Tom Waters: One smaller but potentially quite important thing is that we might not know if they have succeeded. If we are talking about income poverty, the way in which that is measured is from a survey called the family resources survey, and unfortunately the quality of that survey—the number of people responding to it and the representativeness of those responding to it—has got much worse since the pandemic. At the moment we do not have a very clear idea of what child poverty is. If that continues, we simply will not know if they have met their targets or not.
Professor Taylor-Robinson: As a child public health doctor, it is baffling to me that we let an exposure as toxic as child poverty wash over a third of kids. It makes absolutely no sense from a public policy perspective. I am optimistic. We know exactly what we need to do, which is to get rid of the two-child benefit cap and uprate child benefits. It is clear what needs to be done to reverse that, which will reap huge benefits for society. The consequences of not doing that are increasing mental health problems, welfare dependency and all of the things that we have discussed. The stakes are very high, but I am optimistic, if the policy goes large. Ambitious social transformation and achieving those missions will cost a little bit of money.

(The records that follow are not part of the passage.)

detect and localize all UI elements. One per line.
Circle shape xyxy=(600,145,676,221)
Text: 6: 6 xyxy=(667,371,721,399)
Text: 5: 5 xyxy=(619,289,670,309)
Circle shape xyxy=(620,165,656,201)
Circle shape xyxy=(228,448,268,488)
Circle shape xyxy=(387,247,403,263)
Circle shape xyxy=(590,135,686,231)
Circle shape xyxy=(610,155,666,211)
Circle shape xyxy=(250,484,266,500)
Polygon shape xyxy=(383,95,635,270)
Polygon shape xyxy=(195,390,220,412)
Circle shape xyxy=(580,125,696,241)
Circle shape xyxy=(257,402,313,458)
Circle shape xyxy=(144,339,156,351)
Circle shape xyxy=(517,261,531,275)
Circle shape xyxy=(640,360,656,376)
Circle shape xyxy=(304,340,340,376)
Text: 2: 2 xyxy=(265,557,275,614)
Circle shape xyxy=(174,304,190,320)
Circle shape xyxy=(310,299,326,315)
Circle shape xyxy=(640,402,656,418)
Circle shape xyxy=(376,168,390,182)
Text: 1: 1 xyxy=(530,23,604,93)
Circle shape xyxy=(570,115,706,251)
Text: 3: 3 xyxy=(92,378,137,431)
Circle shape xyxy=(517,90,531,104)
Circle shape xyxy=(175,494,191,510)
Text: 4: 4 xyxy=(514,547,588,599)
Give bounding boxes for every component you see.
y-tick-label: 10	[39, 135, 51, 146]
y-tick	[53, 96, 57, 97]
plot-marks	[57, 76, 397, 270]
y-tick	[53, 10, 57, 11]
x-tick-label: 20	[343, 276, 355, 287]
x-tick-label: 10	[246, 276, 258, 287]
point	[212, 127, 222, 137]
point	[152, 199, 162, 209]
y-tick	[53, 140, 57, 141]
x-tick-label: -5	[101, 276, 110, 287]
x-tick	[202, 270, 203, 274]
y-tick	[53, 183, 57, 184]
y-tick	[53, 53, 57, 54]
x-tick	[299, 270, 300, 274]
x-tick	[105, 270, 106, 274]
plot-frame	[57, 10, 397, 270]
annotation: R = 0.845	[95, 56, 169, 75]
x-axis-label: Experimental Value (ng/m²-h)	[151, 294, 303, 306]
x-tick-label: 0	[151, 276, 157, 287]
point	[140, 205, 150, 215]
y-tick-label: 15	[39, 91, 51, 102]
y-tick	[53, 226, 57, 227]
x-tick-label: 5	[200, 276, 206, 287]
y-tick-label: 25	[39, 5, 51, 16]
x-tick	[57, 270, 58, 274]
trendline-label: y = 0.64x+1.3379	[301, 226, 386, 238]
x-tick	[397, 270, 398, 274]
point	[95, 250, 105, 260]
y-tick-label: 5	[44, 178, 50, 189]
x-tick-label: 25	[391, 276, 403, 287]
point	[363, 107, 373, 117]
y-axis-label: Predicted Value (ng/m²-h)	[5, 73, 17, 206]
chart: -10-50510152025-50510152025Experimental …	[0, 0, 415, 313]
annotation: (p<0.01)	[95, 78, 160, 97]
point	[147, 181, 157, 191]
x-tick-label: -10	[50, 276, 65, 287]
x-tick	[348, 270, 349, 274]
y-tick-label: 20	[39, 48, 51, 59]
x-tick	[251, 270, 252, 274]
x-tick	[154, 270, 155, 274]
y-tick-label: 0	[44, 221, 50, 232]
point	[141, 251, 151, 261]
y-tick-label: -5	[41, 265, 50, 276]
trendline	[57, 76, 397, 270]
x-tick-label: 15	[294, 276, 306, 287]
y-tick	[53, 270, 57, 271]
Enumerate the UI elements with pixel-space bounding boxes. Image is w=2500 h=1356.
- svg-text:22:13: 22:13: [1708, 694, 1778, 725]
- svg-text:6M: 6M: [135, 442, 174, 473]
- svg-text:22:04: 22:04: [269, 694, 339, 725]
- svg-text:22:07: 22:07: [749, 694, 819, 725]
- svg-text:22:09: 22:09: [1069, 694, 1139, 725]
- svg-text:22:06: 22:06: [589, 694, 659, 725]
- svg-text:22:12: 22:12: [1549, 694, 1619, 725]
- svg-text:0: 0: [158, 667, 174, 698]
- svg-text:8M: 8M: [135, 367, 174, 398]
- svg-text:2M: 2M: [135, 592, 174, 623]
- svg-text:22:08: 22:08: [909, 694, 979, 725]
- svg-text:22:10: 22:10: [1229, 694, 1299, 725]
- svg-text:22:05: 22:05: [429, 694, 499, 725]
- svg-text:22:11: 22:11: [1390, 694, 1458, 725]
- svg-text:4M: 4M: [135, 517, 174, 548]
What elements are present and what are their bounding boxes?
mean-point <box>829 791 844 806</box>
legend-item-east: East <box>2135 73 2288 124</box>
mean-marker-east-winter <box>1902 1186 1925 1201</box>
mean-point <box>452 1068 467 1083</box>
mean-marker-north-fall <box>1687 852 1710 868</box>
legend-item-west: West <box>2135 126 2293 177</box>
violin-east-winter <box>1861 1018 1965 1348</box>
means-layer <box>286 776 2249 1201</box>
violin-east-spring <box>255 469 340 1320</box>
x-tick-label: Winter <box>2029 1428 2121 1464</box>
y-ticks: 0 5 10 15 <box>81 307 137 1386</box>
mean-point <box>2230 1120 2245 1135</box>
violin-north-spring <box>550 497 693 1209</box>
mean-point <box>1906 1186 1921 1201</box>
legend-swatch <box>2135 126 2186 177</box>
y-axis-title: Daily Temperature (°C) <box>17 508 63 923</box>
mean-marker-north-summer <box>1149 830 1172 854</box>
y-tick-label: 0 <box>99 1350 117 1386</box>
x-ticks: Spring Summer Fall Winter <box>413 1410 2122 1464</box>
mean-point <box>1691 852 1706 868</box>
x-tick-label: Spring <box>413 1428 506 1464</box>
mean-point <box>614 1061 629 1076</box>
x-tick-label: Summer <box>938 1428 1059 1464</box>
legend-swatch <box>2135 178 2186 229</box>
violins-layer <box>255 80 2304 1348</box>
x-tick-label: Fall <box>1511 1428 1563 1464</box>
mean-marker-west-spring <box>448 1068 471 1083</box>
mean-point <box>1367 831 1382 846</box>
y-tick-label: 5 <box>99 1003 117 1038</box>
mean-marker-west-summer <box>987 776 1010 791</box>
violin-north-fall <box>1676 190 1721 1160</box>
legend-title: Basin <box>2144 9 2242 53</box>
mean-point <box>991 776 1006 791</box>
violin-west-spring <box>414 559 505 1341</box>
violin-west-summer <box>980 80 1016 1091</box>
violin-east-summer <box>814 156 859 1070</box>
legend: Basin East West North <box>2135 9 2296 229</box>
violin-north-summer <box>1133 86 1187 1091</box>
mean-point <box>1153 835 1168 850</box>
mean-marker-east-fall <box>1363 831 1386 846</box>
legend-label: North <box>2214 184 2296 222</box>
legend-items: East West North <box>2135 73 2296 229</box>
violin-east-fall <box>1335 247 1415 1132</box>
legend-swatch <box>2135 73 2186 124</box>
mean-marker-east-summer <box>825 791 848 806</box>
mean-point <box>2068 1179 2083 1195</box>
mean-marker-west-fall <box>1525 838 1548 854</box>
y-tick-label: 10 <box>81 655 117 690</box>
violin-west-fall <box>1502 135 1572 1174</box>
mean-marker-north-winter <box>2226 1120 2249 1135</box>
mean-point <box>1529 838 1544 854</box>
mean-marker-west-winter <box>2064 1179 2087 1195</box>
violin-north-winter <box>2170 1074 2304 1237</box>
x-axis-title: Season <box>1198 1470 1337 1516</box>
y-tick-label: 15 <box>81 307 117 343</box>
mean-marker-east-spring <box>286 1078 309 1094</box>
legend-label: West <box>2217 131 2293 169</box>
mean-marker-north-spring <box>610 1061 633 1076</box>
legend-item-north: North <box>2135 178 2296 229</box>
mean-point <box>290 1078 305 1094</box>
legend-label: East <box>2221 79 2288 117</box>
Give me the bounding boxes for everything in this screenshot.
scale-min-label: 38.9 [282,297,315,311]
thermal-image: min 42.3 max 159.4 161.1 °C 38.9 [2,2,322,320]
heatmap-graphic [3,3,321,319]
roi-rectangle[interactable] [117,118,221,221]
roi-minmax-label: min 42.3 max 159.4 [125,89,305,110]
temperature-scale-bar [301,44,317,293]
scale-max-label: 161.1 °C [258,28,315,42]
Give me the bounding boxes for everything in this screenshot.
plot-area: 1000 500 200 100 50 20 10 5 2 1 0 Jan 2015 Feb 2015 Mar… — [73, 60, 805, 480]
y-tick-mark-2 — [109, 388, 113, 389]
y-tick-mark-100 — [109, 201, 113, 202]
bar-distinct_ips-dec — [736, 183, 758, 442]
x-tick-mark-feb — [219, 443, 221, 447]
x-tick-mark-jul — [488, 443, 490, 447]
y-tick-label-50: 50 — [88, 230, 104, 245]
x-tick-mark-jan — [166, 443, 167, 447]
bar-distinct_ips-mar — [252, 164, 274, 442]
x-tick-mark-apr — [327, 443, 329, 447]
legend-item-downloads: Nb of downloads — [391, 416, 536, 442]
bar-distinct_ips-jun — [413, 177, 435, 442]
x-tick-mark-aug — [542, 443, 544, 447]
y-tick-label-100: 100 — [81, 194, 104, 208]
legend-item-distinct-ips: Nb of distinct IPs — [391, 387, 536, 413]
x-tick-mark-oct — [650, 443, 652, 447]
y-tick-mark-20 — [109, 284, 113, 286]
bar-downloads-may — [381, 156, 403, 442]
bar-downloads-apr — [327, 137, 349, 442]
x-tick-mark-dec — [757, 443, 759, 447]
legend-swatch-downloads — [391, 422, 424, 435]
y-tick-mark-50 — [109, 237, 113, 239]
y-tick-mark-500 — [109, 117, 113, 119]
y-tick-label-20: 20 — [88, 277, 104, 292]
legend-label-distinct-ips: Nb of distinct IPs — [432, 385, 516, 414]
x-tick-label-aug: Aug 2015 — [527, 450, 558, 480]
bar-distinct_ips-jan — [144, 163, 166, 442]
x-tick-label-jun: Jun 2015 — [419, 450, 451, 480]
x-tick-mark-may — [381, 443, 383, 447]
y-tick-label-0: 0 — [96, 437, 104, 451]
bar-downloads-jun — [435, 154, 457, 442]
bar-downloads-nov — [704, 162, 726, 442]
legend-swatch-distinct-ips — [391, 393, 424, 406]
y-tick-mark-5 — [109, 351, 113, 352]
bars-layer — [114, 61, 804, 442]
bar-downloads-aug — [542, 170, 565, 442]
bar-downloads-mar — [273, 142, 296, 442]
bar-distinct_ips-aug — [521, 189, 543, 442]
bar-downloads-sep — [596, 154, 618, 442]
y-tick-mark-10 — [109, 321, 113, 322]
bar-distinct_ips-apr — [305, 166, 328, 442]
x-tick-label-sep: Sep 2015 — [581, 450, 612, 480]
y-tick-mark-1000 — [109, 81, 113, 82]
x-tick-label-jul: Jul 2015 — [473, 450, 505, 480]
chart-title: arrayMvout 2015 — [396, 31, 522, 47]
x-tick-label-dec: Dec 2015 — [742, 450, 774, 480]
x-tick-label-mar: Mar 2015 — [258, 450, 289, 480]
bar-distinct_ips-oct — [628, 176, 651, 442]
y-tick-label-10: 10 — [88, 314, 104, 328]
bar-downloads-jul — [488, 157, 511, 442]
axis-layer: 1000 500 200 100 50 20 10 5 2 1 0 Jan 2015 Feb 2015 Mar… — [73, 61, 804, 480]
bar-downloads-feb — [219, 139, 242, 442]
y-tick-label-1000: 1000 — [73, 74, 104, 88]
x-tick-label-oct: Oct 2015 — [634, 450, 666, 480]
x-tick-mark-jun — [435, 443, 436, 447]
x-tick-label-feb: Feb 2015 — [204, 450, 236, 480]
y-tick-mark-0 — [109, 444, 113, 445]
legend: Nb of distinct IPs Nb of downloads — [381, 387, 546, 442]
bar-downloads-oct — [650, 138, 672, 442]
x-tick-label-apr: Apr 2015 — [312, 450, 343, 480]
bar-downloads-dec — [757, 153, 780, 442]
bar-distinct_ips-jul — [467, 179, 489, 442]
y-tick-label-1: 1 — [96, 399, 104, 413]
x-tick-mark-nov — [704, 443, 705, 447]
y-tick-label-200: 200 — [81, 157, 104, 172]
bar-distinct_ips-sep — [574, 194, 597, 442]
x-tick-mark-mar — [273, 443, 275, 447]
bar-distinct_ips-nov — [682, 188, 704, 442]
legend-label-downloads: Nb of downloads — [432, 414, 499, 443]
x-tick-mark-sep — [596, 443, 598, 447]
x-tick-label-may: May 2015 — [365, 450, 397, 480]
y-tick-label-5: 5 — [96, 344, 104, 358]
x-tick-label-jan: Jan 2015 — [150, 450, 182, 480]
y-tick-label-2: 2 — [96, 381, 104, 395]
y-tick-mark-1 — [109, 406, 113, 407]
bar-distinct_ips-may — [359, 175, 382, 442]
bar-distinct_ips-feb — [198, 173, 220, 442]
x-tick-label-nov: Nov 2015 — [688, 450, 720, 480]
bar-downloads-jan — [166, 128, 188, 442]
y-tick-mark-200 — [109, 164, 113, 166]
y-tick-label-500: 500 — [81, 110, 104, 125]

Caroline Voaden: Invest to save.
Dr O’Sullivan: I am really grateful to be here. It shows that you are meaningfully considering what happens next in terms of child poverty, so I am happy to say that I am glad that you are doing that. We need to think about income and the measures for today, but social mobility is also a really important indicator, so it is how we are transforming the future of people’s lives as well. If I was thinking about success I would be measuring that.
I am a geeky academic and we have lots of measures of poverty that do not just look at blunt income. I think that income is a very small part in some cases. It adds stress, but for me it is values and your ability to access opportunities. If I was looking at measures of success I would be looking at school completion, progressing to higher education—Russell Group higher education, not necessarily any higher education. I would be looking at skills and access to skills, high-status professional development and high-status employment opportunities for people who are coming from poorer communities. I would definitely be looking at social mobility.
What we want is the eradication of poverty. We do not want just to reduce it now and increase income for this generation; we want the future of people to change. We do that by implementing education, employment skills, financial and health supports, and mental health supports. I would advise you to look across the board and include education and employment skills in your plans, and include social mobility as a metric for the future, rather than just the blunt indictor of at risk of poverty or in poverty.
Chair (Debbie Abrahams): Thank you. That concludes our rather long session this morning. It has been incredibly valuable. Thank you so much to all of you for providing evidence to us today.